What causes fourth cranial nerve damage?
hesses test was carried out
the opinion was 4 th cranial nerve trochlear nerve involvement on the right side, which just so happens to be the opposite side of my fractures in the past.
question ?What do you think would be the cause of my 4 th.nerve sup oblique problem
Diabetes most likely.
Hello! I remember we had an exchange in the past regarding your diplopia. I suggested 4th nerve damage to be the issue back then, seems it has been confirmed.
As for the cause I do not think it is due to your trauma. Apart from the opposite side, that is also because if due to acute damage from trauma it would manifest earlier and if due to chronic changes (scarring, bony spurs) it would be visible on MRI. MRI also excludes causes such as aneurysm, stroke, tumor etc.
So with a normal MRI the most probable cause might be damage from diabetes which I remember you suffered from. Diabetes is known to cause damage to the nerves, more classically it causes peripheral neuropathy manifesting in the limbs, but it can also cause isolated cranial nerve palsies, in this case the 4th nerve.
I remain at your disposal for other questions.
BUT NO CENTRAL DIPLOPIA AT THAT TIME.
THEN 1 MONTH LATER HAVING A FALL DOWN THE STAIRS DUE TO DIPLOPIA I NOW REALIZE BUT AGAIN NO CENTRAL GAZE DIPLOPIA THAT I RECOGNIZED AT THE TIME
WHAT DO YOU THINK
Thank you for the additional information.
It is hard to assess after so much time whether those issues were due to the same cause, whether there was trochlear nerve palsy.
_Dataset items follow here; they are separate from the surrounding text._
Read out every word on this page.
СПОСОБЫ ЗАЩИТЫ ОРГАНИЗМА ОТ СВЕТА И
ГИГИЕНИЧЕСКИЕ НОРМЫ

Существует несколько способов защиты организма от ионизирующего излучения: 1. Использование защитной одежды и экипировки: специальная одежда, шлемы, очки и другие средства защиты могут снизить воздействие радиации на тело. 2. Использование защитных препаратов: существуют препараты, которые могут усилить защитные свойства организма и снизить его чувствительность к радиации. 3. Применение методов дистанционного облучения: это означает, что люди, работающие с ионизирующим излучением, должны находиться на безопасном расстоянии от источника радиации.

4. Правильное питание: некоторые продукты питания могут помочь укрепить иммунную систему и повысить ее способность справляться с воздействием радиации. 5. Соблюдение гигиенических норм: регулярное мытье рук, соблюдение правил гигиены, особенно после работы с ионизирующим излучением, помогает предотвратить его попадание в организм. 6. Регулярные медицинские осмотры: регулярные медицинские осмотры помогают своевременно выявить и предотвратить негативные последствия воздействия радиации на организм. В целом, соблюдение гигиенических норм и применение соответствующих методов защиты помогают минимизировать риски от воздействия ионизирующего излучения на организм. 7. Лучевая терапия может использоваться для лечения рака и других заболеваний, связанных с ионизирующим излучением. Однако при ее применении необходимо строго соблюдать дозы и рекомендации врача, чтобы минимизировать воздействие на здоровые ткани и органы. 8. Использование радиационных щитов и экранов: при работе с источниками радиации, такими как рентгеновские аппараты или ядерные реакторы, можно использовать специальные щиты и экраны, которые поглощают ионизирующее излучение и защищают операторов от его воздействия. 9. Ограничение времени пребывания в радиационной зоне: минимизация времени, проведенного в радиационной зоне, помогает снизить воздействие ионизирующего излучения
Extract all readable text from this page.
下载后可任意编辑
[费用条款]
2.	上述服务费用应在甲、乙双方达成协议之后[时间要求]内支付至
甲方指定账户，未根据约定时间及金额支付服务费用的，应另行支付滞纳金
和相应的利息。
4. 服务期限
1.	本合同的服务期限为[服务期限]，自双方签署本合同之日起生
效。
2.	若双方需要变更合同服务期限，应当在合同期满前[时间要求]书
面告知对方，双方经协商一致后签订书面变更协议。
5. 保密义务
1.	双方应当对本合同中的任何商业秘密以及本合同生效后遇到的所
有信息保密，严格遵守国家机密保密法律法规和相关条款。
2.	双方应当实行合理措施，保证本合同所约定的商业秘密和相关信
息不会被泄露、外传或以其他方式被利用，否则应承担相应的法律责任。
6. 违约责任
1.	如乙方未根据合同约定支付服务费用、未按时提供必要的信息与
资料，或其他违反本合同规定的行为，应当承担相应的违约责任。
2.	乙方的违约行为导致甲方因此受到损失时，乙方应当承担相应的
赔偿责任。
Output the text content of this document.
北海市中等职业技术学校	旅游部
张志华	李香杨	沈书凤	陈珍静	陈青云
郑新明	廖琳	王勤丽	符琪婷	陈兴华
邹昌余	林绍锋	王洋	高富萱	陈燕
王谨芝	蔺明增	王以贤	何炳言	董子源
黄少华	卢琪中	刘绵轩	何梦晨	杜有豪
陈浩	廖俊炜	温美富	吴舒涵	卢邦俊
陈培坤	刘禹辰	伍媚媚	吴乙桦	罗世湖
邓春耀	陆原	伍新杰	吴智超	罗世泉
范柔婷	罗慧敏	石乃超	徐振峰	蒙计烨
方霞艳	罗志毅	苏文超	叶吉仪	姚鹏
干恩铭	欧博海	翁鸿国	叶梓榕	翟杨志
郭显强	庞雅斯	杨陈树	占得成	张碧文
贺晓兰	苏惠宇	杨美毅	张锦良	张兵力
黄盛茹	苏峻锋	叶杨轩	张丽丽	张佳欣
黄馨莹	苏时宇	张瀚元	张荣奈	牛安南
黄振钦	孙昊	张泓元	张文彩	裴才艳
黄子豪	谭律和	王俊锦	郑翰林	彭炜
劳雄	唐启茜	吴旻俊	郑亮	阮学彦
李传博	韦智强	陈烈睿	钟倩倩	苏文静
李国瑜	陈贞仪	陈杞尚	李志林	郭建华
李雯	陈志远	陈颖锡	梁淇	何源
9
That is because after mva at times some headaches and dizziness may be present for several weeks, even months at times. So since your eye movements were not examined at the time it is hard to say, trochlear palsy is the hardest to evidence among the nerves responsible for eye movements, because those movements are in part shared by the 3rd nerve. It is not as in the case of 3rd or 6th nerve palsy where the deficit is much more noticeable.
Given the lack of any lesion on MRI I still wouldn't think it very likely, usually there is more damage present from trauma, not isolated nerve palsy with no accompanying neurological deficit and no damage on imaging.
So while as I said hard to say it with certainty after this many months, I would still put diabetes as a more likely cause.
In terms of management, whether diabetes or trauma, it doesn't change much really. There is no specific treatment, it can only be hoped for natural regeneration of the nerve and compensation from other nerves and muscles. Diabetes control of course is essential, but that applies with or without the palsy.
I hope to have been of help.
Head tilt to compensate for superior oblique dysfunction.?
Further you suggest downward gazing movement can be oculomotor nerve also involvement ,would that cause steps to split in downward gaze, about one month after MVA Aug 31 2015
Now been examined by two hospital eye clinics including orthoptist whom have suggested diabetes unlikely ?
I did not suggest oculomotor nerve damage, I said that it would be evident IF there was oculomotor damage. That is because it commands several muscles, involved in movements in several directions and also eyelid muscles (causing eye closure).
Yes one tries to compensate trochlear damage by head tilt (compensation which should be happening even now though). As I said I can not exclude it since you weren't examined at the time, speaking of probabilities, only saying that I would expect some other findings as well in case of trauma.
As for diabetes, I said that because in our prior exchange you mentioned to have average blood sugar levels of 13 with high values of 21 after meals. I assume that is in mmol/L (it can be expressed in mmol/L or mg/dl, but that can't be mg/dl as it would be impossibly low). So if indeed you have such average levels they are very high, 13 mmol/L are equal to 234 mg/dl, it means you certainly have diabetes.
So if you have diabetes (it is a conclusion which I reached because of the measurement data you provide) I am not really sure how these eye clinics can exclude that really without offering an alternative explanation. There is no specific test for that, it is a diagnosis of exclusion which is made in the situation where there is a diabetic patient with an isolated neuropathy with no other explanation for it by other tests such as MRI in this case. I mean I can understand if they said it is not certain, at times cause may be difficult to elucidate, but can't see how did they exclude it with certainty if you have diabetes, it is a well known cause of isolated neuropathy.
Let me know if I can provide more input.